Sindacati Militari in Italia: Tra Risultati Parziali, Contraddizioni e Crisi di Rappresentanza

 Negli ultimi dodici mesi, il mondo sindacale militare italiano ha visto un’intensa attività contrattuale e organizzativa, con impercettibili miglioramenti  per il personale in divisa. Tuttavia, questi piccoli risultati sono anche troppo parziali per rappresentare un inizio di cambio di rotta. A fronte di promesse di rappresentanza più vicina alla base e ai bisogni reali dei militari, si sono invece moltiplicate criticità gestionali, scelte autoreferenziali e logiche di potere che minano la credibilità e l’efficacia delle Associazioni Professionali a Carattere Sindacale tra Militari (APCSM).

 

Un Contratto Ingiustificatamente Elogiato

 La firma del pre-accordo per il rinnovo contrattuale 2022-2024 è stata annunciata come una “svolta storica”, con un aumento medio di circa 180 euro lordi mensili. Tuttavia, questa narrazione positiva appare ampiamente forzata. In un contesto di inflazione galoppante e costi della vita in continuo aumento, l’unico intervento realmente equo e sostenibile sarebbe stato un pieno adeguamento ISTAT. Un meccanismo automatico e trasparente di rivalutazione economica avrebbe tutelato realmente il potere d’acquisto dei militari nel tempo, anziché offrire un incremento che, una volta tassato e spalmato su più voci, risulta insufficiente per affrontare le difficoltà quotidiane vissute sul campo.

 

Le Contraddizioni nella Gestione Sindacale

 L’attività sindacale, al di là dei proclami, sta mostrando segnali evidenti di crisi interna e strutturale. Le defezioni di figure chiave all’interno di alcune sigle sindacali, verificatesi già nei primi mesi del 2025, rivelano un preoccupante clima di disorganizzazione, personalismi e mancanza di visione strategica.
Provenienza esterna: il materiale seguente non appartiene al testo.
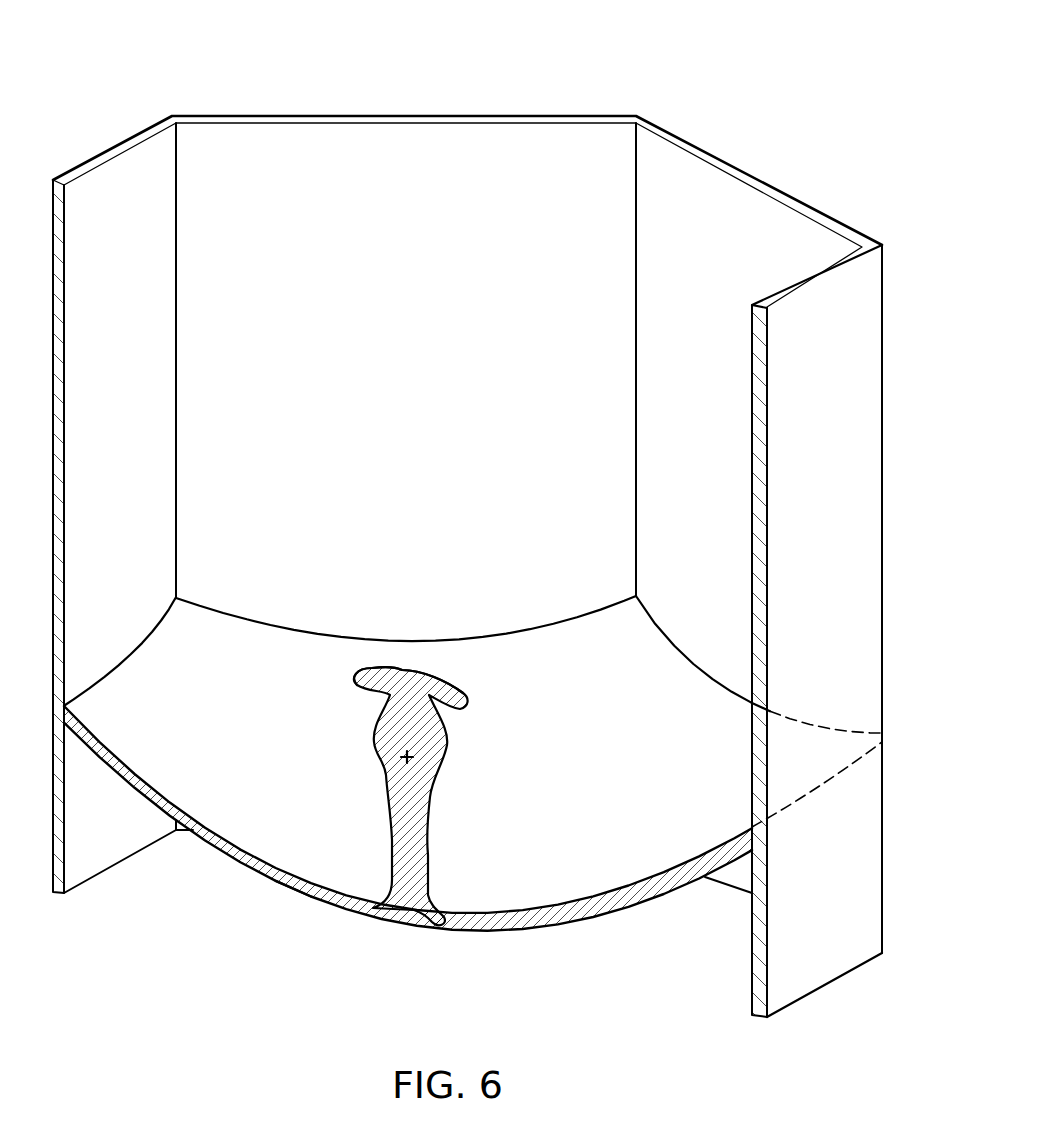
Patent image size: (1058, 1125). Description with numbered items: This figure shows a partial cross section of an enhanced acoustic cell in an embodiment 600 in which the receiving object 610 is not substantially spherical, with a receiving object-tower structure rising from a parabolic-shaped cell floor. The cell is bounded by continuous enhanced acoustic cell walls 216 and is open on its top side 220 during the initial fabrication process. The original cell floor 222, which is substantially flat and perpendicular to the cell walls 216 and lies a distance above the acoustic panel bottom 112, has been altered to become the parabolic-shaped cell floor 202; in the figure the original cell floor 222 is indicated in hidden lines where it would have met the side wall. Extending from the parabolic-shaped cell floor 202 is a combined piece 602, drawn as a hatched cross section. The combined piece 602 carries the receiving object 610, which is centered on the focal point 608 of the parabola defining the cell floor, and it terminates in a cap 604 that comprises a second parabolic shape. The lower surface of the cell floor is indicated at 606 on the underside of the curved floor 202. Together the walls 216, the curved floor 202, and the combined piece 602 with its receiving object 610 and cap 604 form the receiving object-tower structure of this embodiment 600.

The refrigeration assembly 600 is at (708, 106).
The top side 220 is at (378, 115).
The continuous enhanced acoustic cell walls 216 is at (872, 404).
The original cell floor 222 is at (878, 738).
The acoustic panel bottom 112 is at (858, 969).
The parabolic-shaped cell floor 202 is at (628, 890).
The combined piece 602 is at (470, 663).
The cap 604 is at (387, 688).
The focal point 608 is at (401, 757).
The receiving object 610 is at (577, 715).
The underside surface 606 is at (305, 886).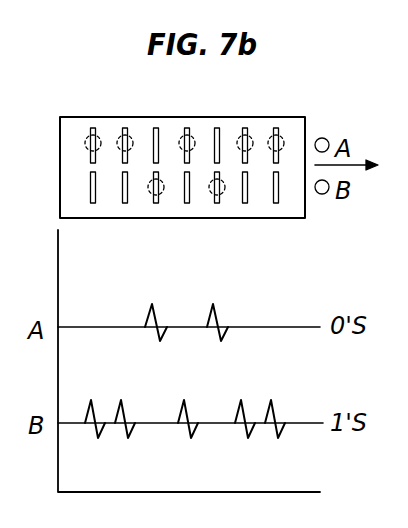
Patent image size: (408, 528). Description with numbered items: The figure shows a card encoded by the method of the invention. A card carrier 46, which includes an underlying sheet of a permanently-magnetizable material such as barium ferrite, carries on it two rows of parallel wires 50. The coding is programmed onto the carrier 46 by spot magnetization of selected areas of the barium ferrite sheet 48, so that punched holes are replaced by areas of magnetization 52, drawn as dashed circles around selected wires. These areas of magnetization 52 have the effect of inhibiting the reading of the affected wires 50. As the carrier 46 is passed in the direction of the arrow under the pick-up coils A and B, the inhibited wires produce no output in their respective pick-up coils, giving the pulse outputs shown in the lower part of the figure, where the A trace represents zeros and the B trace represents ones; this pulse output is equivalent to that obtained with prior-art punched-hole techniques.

L’incapacità di mantenere un fronte unito e coerente mina la forza contrattuale complessiva e dà l’impressione di organizzazioni più attente a logiche interne che alla tutela concreta del personale rappresentato.
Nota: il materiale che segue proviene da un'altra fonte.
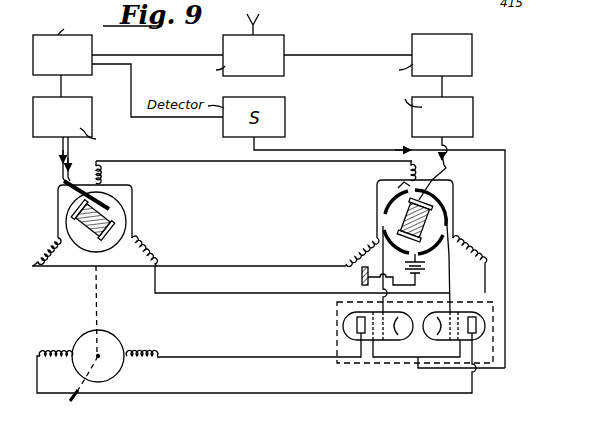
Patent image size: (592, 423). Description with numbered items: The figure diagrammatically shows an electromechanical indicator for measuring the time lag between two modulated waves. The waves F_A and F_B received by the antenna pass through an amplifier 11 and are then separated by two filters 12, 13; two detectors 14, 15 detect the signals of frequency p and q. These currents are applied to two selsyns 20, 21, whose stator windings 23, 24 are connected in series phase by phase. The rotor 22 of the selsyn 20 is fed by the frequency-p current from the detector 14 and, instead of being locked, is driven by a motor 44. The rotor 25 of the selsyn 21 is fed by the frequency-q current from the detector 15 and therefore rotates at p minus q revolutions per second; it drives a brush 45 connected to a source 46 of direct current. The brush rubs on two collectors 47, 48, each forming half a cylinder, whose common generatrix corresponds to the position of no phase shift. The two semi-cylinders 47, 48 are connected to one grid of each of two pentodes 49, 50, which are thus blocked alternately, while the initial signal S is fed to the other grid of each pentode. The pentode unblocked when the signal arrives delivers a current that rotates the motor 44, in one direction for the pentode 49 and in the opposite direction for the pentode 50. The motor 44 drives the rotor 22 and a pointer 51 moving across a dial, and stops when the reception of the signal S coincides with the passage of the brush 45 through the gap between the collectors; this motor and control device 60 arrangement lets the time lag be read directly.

The amplifier 11 is at (287, 44).
The filter 12 is at (94, 48).
The filter 13 is at (411, 48).
The detector 14 is at (94, 105).
The detector 15 is at (411, 127).
The selsyn 20 is at (150, 201).
The selsyn 21 is at (357, 208).
The rotor 22 is at (113, 228).
The winding 23 is at (60, 270).
The spring 24 is at (456, 224).
The rotor 25 is at (431, 207).
The motor 44 is at (121, 341).
The brush 45 is at (427, 269).
The source of direct current 46 is at (420, 270).
The collector 47 is at (401, 188).
The collector 48 is at (448, 206).
The pentode 49 is at (343, 336).
The pentode 50 is at (487, 336).
The pointer 51 is at (98, 384).
The control device 60 is at (494, 305).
 Questa crisi di coesione è aggravata dalla scandalosa rapidità con cui, a pochi mesi dalla costituzione di alcune APCSM, sono partite richieste per benefit e privilegi a favore dei dirigenti sindacali. Invece di concentrarsi su miglioramenti reali per la base – come sicurezza sul lavoro, benessere psicologico, tutela dei turni e conciliazione vita-lavoro – l’attenzione si è spostata su vantaggi individuali per chi siede ai vertici. Una logica che richiama, purtroppo, le peggiori dinamiche clientelari del passato, e che svilisce il senso stesso del sindacalismo: servire chi sta in prima linea, non autoconservarsi al vertice.

 

Esclusioni e Rappresentanza Distorta

 Un ulteriore problema riguarda la rappresentanza esclusiva che le APCSM stanno consolidando a danno di categorie oggi ignorate, come il personale in riserva. Questo vuoto normativo e sindacale lascia migliaia di ex militari privi di tutele e di una voce, nonostante le problematiche sociali, sanitarie e pensionistiche che continuano a colpire anche dopo il congedo. Il silenzio su questo fronte è inaccettabile.

 In parallelo, si osserva la tendenza preoccupante a concentrare i vertici sindacali nelle mani di ufficiali o dirigenti, replicando il vecchio schema verticistico del COCER. Una direzione sindacale distante dalla truppa, che non vive quotidianamente le difficoltà operative, non può in alcun modo rappresentare efficacemente i problemi del personale. L’assenza di reale partecipazione democratica all’interno delle APCSM rischia di trasformare queste organizzazioni in contenitori autoreferenziali, privi di legittimità sostanziale.

 

Conclusione: Serve una Svolta, Non un Facile Ottimismo

 La sindacalizzazione del mondo militare rappresentava, in teoria, un’occasione storica per avvicinare le istituzioni alle esigenze di chi serve il Paese. Ma oggi, tra richieste discutibili di benefit dirigenziali, defezioni interne e scarsa attenzione alle categorie più deboli, questo progetto rischia di fallire sotto il peso delle sue stesse contraddizioni.

 Per restituire credibilità alla rappresentanza sindacale militare servono scelte coraggiose: una legge sindacale realmente inclusiva, una selezione della dirigenza basata sulla rappresentatività e non sul grado, e un ritorno alla centralità del personale, non alla tutela degli interessi di pochi. Solo così si potrà costruire un sindacalismo militare moderno, credibile e davvero al servizio di chi indossa l’uniforme.